6. DS is Shaping the Risk Analysis Well
Risk is associated with every business and therefore, it becomes essential for companies to crucially analyze risk areas before any decision is taken within their production units. This will be reaping fruits as customers will be nodding their heads towards the security and trustworthiness of an organization that offers services a customer may demand. Through analytical tools of Data Science, experts working in a specific department will first identify the factors generating risks like cost, technology, time, resources, or communication. Later, they will examine the impact of those risks on the existing project and rank that in accordance with its significance on a reasoned basis. After all, this is done, an appropriate risk response plan will be prepared that may terminate or transfer the risk.

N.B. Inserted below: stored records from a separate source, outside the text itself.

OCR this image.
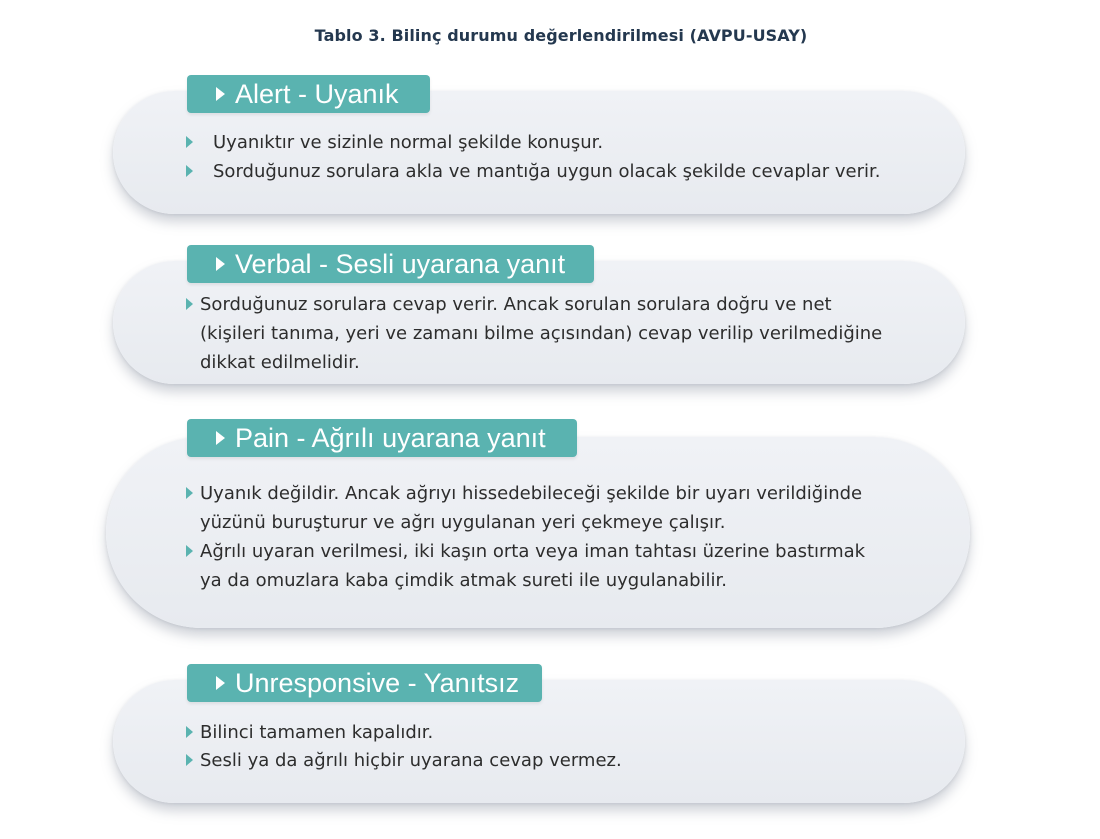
Tablo 3. Bilinç durumu değerlendirilmesi (AVPU-USAY)
Alert - Uyanık
Uyanıktır ve sizinle normal şekilde konuşur.
Sorduğunuz sorulara akla ve mantığa uygun olacak şekilde cevaplar verir.
Verbal - Sesli uyarana yanıt
Sorduğunuz sorulara cevap verir. Ancak sorulan sorulara doğru ve net
(kişileri tanıma, yeri ve zamanı bilme açısından) cevap verilip verilmediğine
dikkat edilmelidir.
Pain - Ağrılı uyarana yanıt
Uyanık değildir. Ancak ağrıyı hissedebileceği şekilde bir uyarı verildiğinde
yüzünü buruşturur ve ağrı uygulanan yeri çekmeye çalışır.
Ağrılı uyaran verilmesi, iki kaşın orta veya iman tahtası üzerine bastırmak
ya da omuzlara kaba çimdik atmak sureti ile uygulanabilir.
Unresponsive - Yanıtsız
Bilinci tamamen kapalıdır.
Sesli ya da ağrılı hiçbir uyarana cevap vermez.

When the plan is executed and risks are detected as per their response plan, the trend and significance of risk may be reassessed so that its consequences may be monitored and controlled with appropriate measures. All such analysis lets companies validate the creditworthiness of their customer base, thereby keeping them ahead of their competitors at optimized costs.

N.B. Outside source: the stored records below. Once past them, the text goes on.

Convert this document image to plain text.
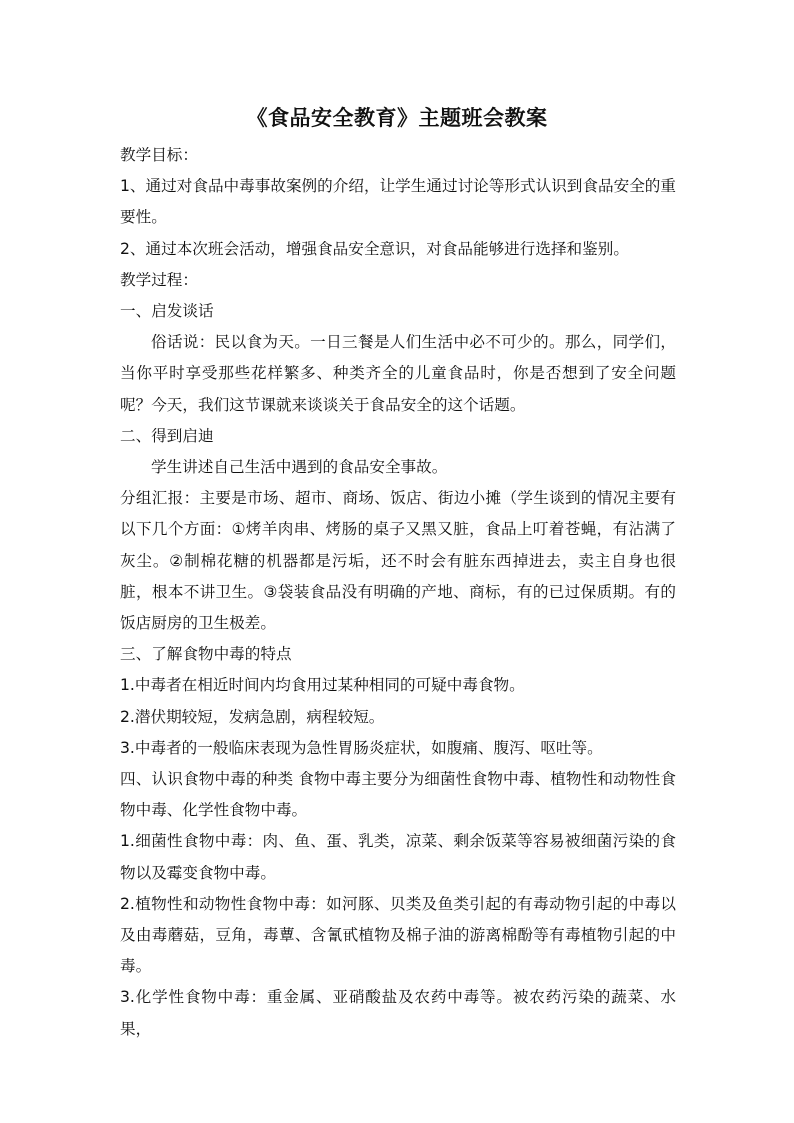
《食品安全教育》主题班会教案

教学目标：

1、通过对食品中毒事故案例的介绍，让学生通过讨论等形式认识到食品安全的重要性。

2、通过本次班会活动，增强食品安全意识，对食品能够进行选择和鉴别。

教学过程：

一、启发谈话

俗话说：民以食为天。一日三餐是人们生活中必不可少的。那么，同学们，当你平时享受那些花样繁多、种类齐全的儿童食品时，你是否想到了安全问题呢？今天，我们这节课就来谈谈关于食品安全的这个话题。

二、得到启迪

学生讲述自己生活中遇到的食品安全事故。

分组汇报：主要是市场、超市、商场、饭店、街边小摊（学生谈到的情况主要有以下几个方面：①烤羊肉串、烤肠的桌子又黑又脏，食品上叮着苍蝇，有沾满了灰尘。②制棉花糖的机器都是污垢，还不时会有脏东西掉进去，卖主自身也很脏，根本不讲卫生。③袋装食品没有明确的产地、商标，有的已过保质期。有的饭店厨房的卫生极差。

三、了解食物中毒的特点

1.中毒者在相近时间内均食用过某种相同的可疑中毒食物。

2.潜伏期较短，发病急剧，病程较短。

3.中毒者的一般临床表现为急性胃肠炎症状，如腹痛、腹泻、呕吐等。

四、认识食物中毒的种类 食物中毒主要分为细菌性食物中毒、植物性和动物性食物中毒、化学性食物中毒。

1.细菌性食物中毒：肉、鱼、蛋、乳类，凉菜、剩余饭菜等容易被细菌污染的食物以及霉变食物中毒。

2.植物性和动物性食物中毒：如河豚、贝类及鱼类引起的有毒动物引起的中毒以及由毒蘑菇，豆角，毒蕈、含氰甙植物及棉子油的游离棉酚等有毒植物引起的中毒。

3.化学性食物中毒：重金属、亚硝酸盐及农药中毒等。被农药污染的蔬菜、水果，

7. DS is Focusing on Targeted Advertising
Targeted Advertising is an online method in which an organization can determine the interests and preferences of their customers, which may vary in age group and income. The benefit is that companies can determine which customers are serious or creepy and later, this helps in reducing their expenses by meaningfully targeting responsive customers. Data Science here helps as the advertisers can now understand the browsing patterns of their customers (through ML applications) and identify the trends reflecting the interests of customers in a real sense. Now, the trends are identified well and organizations can now run online ads whose insights capably focus on the customers having excellent browsing and purchasing habits. Companies like HubSpot, MetaData, Acuity Ads follow this advertising technique and are successful in enhancing their goodwill and expanding their quality products in the market. On an overall basis, the customers benefit as they are getting quality products and there is no need to pay a middleman to get what they really want!!